If you plan to use voice output, make sure to delete any previously generated audio files in the
assets/
folder before generating new ones. Additionally, choose a TTS voice that matches the language of the text to ensure natural and accurate pronunciation. By default, “zh-CN-XiaoxiaoNeural” is used.
Add Voice from Custom Text¶
If you want to add an arbitrary line of text as a voice stimulus:
stim_bank.add_voice(
stim_label="welcome_voice",
text="ようこそ。タスクを開始します。",
voice="ja-JP-NanamiNeural"
)
The result will be registered as welcome_voice
and available like any other stimulus.
Voice Selection¶
Use the built-in helper to explore available voices:
from psyflow import list_supported_voices
# Print all voices
list_supported_voices(human_readable=True)

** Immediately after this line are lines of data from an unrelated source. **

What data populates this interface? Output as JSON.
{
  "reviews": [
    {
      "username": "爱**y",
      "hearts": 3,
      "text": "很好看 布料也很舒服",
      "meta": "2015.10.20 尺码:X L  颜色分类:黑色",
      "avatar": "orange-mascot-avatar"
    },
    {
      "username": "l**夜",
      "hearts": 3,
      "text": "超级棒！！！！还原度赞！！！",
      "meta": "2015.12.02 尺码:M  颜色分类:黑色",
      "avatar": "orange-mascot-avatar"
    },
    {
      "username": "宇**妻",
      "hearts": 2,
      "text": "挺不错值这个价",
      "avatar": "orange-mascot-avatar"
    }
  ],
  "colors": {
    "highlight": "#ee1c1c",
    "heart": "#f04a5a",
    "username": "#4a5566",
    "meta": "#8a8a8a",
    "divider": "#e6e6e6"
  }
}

# Print all Japanese voices
list_supported_voices(filter_lang="ja", human_readable=True)
Sample output:
ShortName |
Locale |
Gender |
Personalities |
FriendlyName |
---|---|---|---|---|
af-ZA-AdriNeural |
af-ZA |
Female |
Friendly, Positive |
Microsoft Adri Online (Natural) - Afrikaans (South Africa) |
af-ZA-WillemNeural |
af-ZA |
Male |
Friendly, Positive |
Microsoft Willem Online (Natural) - Afrikaans (South Africa) |
sq-AL-AnilaNeural |
sq-AL |
Female |
Friendly, Positive |
Microsoft Anila Online (Natural) - Albanian (Albania) |
sq-AL-IlirNeural |
sq-AL |
Male |
Friendly, Positive |
Microsoft Ilir Online (Natural) - Albanian (Albania) |
Alternatively, you can check the list of supported voices here.
Tips and Caveats¶
Placeholder Limitation: The TTS engine does not support dynamic text with placeholders such as
{duration}
or{block_num}
. If your text includes placeholders, it will not be converted as expected — the synthesis may fail or result in unnatural output.Internet Connection Required: TTS generation relies on Microsoft’s cloud service and requires a stable internet connection. If you’re offline or behind a restrictive network (e.g., with proxy issues), voice generation will fail.
Overwrite: Use
overwrite=True
to regenerate voice files even if they exist. However, be careful with this option, as it assumes you need to regenerate the voice every time you run the task ⚠️.Voice Mismatch: Always match the voice language to the text language to avoid unnatural pronunciation. By default, “zh-CN-XiaoxiaoNeural” is used.
Preview Your Audio: You can test output files manually in the
assets/
folder before running full experiments.
If a file is empty or not playable, it may cause the task to fail at runtime — try deleting and regenerating the voice file.